No Patents on Seeds Coordinator, Christoph Then, tells Global Insight that ‘in many cases, farmers will not know there is patent protection or plant variety protection’ and that, due to the high costs of patent law litigation and penalties, only the big companies will survive. Messmer, head of the European Consortium for Organic Plant Breeding, adds: ‘Farmers have a very weak position. There is no lobby for farmers strong enough to challenge or fight against global seed company practices.’
There are also concerns that lobbying by the agrochemical giants on free trade agreements (FTAs) could force developing countries to allow patents on seeds. For example, in 2016, Monsanto threatened to withdraw genetically modified (GM) Bt cotton cultivars from India – the world’s top producer of the crop – if the Indian government fixed a maximum price to protect smallholder farmers. The dispute could resurface following a recent announcement by the government that it will impose fresh cuts of 20.4 per cent to Monsanto royalties for GM cottonseeds.
World Trade Organization agreements include ‘provisions designed to increase developing countries’ trading opportunities through greater market access’ and ‘provisions requiring WTO members to safeguard the interests of developing countries when adopting some domestic or international measures’. Then, who is also Executive Director of Testbiotech, an institute researching the risks associated with genetic engineering, states that ‘intellectual property rights are often part of FTAs, with standards that can be beyond those agreed in the WTO’.

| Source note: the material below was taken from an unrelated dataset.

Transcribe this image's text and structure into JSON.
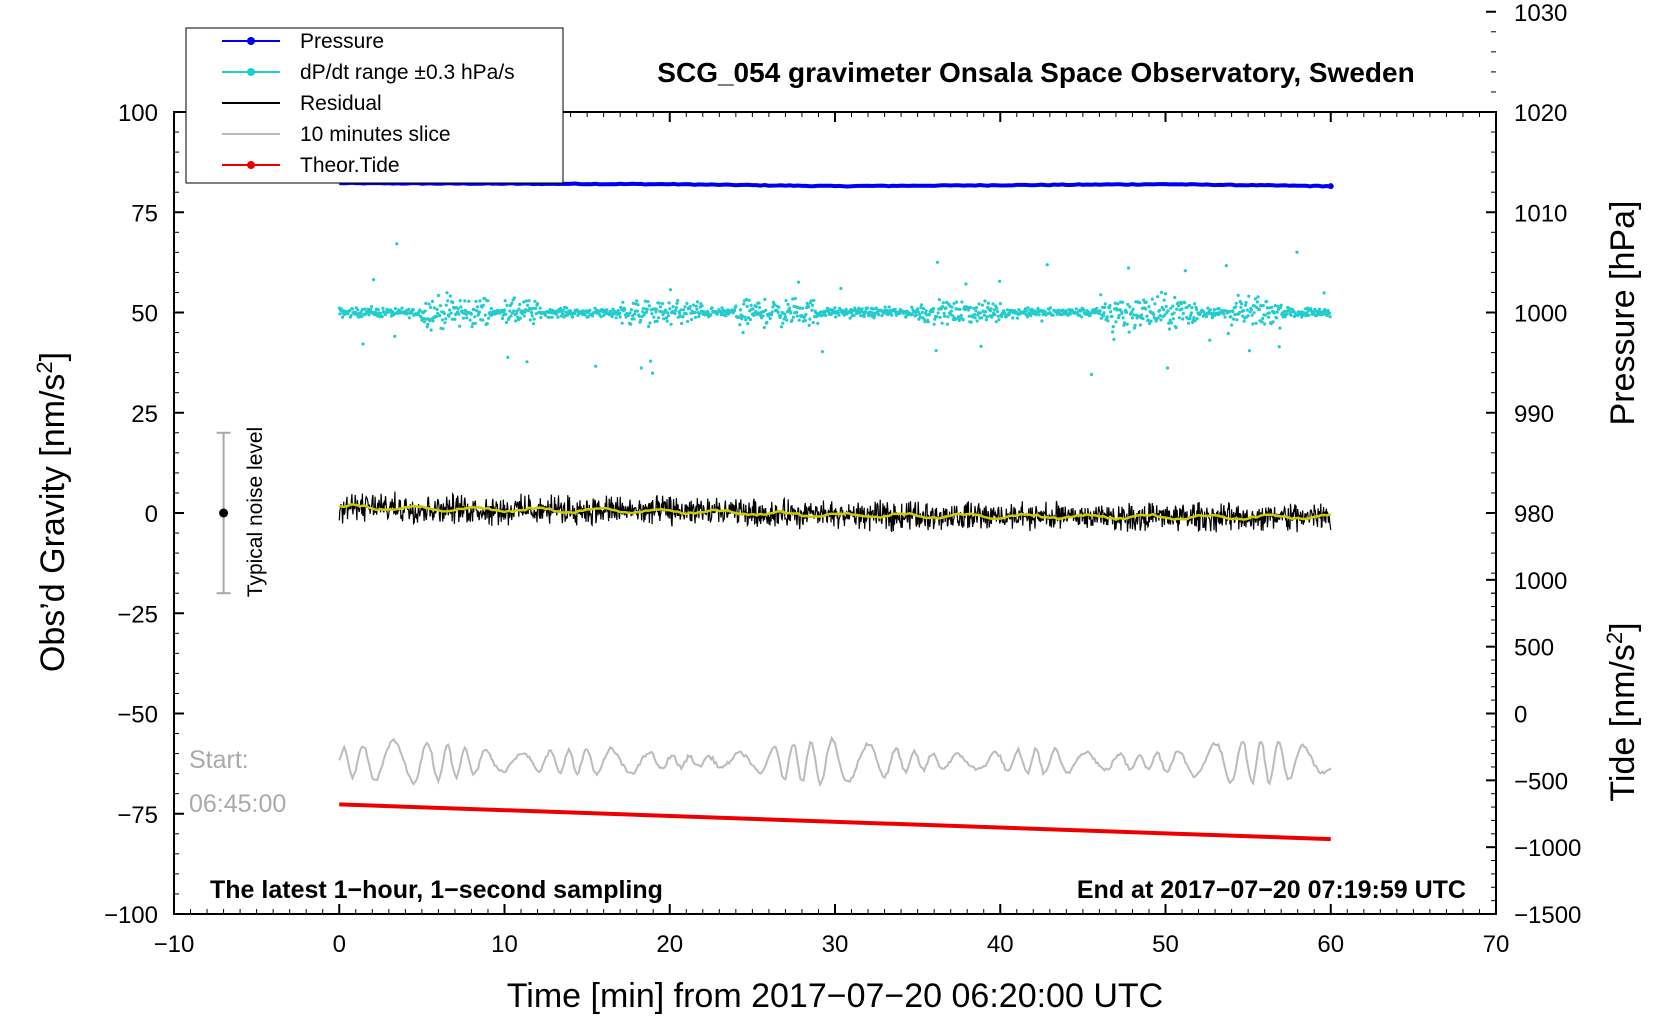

Messmer argues that perhaps the greatest threat of the approved mergers will be a dramatic reduction in choice for farmers to use alternative products. ‘It’s the duty of the global antitrust agencies to support a wide range of competitors to secure our seed sovereignty for near and future generations,’ she says. ‘Action is urgently required to avoid unprecedented loss of control of genetic resources for food and agriculture.’